View Single Post

Warwench's Avatar

04.11.2013 , 09:01 AM | #103
Quote: Originally Posted by CaptRavenous View Post
I am prompted for a OTP every single time I log into the website.
Of course I disallow cookies in my browser. The first thing hackers look for on your PC are Temp files and Cookies. You just admitted to doing something similar yourself, yet those of us who know PC security are being shafted?

So, I should TURN DOWN my internet browser security for your game?

Sorry, but its pretty obvious, these security measures were put into place for those who know next to nothing about internet security, with no thought given to those who might have more secure systems than even you guys at Bioware have.

These measures were implemented by someone fresh out of an IT Security Management Course, without any research done into applied IT security measures.

Or, this is a ploy by Bioware to frustrate players into buying a Security Key?

In over 10 years of MMO play, I have never had an account hacked, or even had a Keylogger or Trojan program on any of the PCs I administrate.

That's ok. Your security measures only chase away more people from your forums. They know they can go to other unofficial forums where the security isn't so amateur, like it is here.

Sorry to say it, Phillip_BW, but you don't know what you are doing, despite your prostrations to the contrary.

Do your due diligence, then come back.
So what i gather, is you expect to be able to take a security control like disabling cookies or disabling javascript (or disabling anything else that potentially adds risk while using rich experiences online) and get the same rich experience?

you sir have 2 problems, you don't know how security works and you dont know how the internet works.

You cannot blatantly apply a security control across something like the internet to disable the rich experience and then whine because it doesn't work. You've done none of YOUR due diligence to determine the risk of what the control works on for the site you are applying it against. You need to evaluate, are cookies on this site ok or not? Do i trust the site? Am I ok with the loss of functionality from disabling cookies? the same goes for anything else, java, javascript, flash etc etc.

There are a lot of place you absolutely DO want to disable all of it because the impact of untrusted code is high and the loss of functionality is something you don't care about. you have to evaluate the risk, the impact and the likelihood on a site by site basis.

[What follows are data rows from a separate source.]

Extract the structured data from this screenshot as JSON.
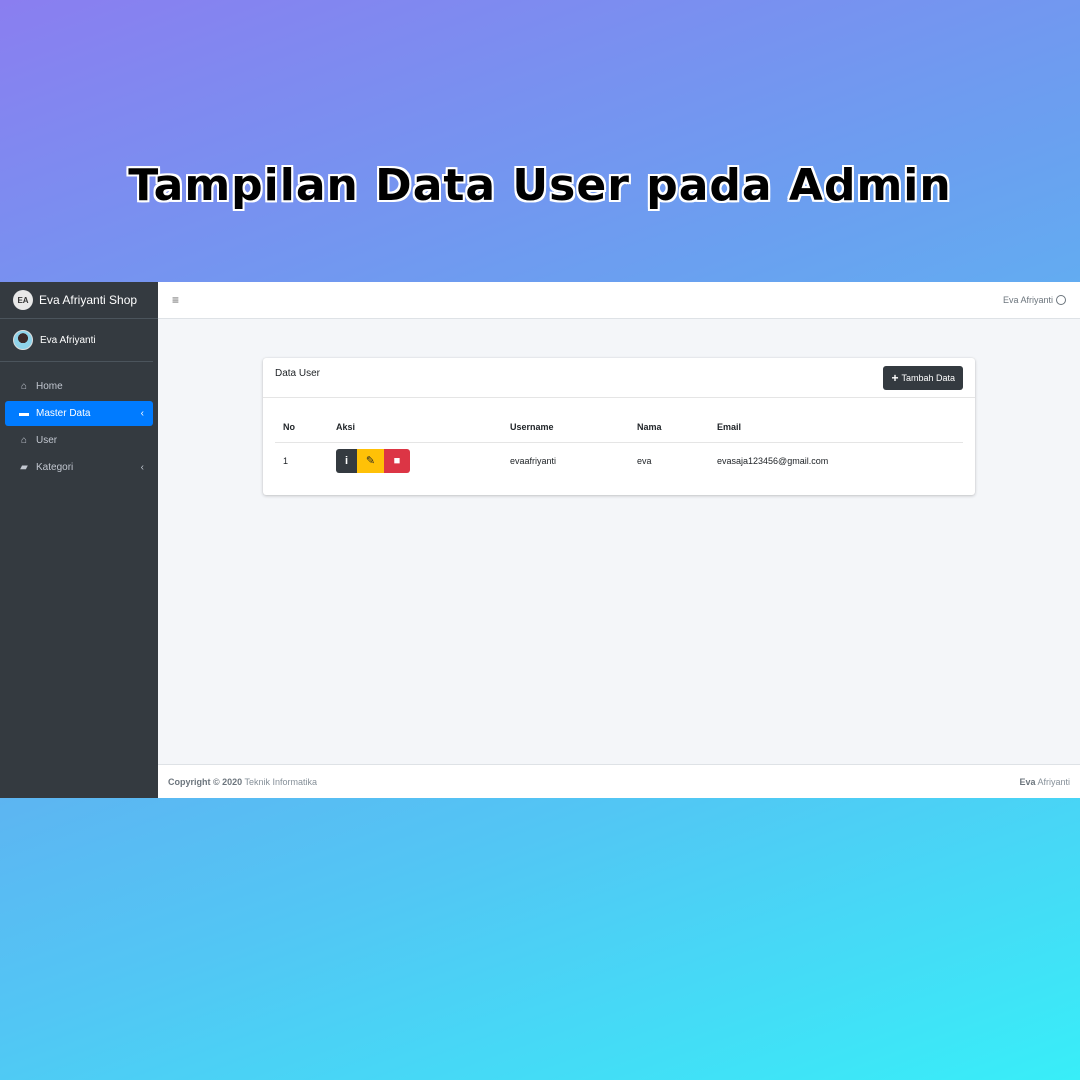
{
  "poster": {
    "title": "Tampilan Data User pada Admin"
  },
  "sidebar": {
    "brand_logo": "EA",
    "brand": "Eva Afriyanti Shop",
    "user_name": "Eva Afriyanti",
    "items": [
      {
        "label": "Home",
        "icon": "home-icon"
      },
      {
        "label": "Master Data",
        "icon": "drive-icon",
        "active": true
      },
      {
        "label": "User",
        "icon": "home-icon"
      },
      {
        "label": "Kategori",
        "icon": "folder-open-icon"
      }
    ]
  },
  "topbar": {
    "user": "Eva Afriyanti"
  },
  "card": {
    "title": "Data User",
    "add_button": "Tambah Data",
    "columns": [
      "No",
      "Aksi",
      "Username",
      "Nama",
      "Email"
    ],
    "rows": [
      {
        "no": "1",
        "username": "evaafriyanti",
        "nama": "eva",
        "email": "evasaja123456@gmail.com"
      }
    ]
  },
  "footer": {
    "copyright_bold": "Copyright © 2020",
    "copyright_text": "Teknik Informatika",
    "right_bold": "Eva",
    "right_text": "Afriyanti"
  },
  "colors": {
    "sidebar": "#343a40",
    "active": "#007bff",
    "info": "#343a40",
    "edit": "#ffc107",
    "delete": "#dc3545"
  }
}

You haven't done that though, you've just disabled things on all sites and said screw it, i don't care what loss of functionality I might suffer. Then you whine cos you lost functionality.

Website depend on good implementations of things like cookies/javascript to give their users a good experience. There is no way to examine who you are and determine that you don't need to be prompted without a little 2 way trust. If you wont trust SWTOR, they wont trust you. It's pretty simple and anyone with an OUNCE of actual security knowledge can see that.

Before you go off on tangents about cookie stealing and all that, be sure you REALLY understand how those things are done.

p.s. I do have quite a bit of security experience and can debate this and anything else around security all day if you like.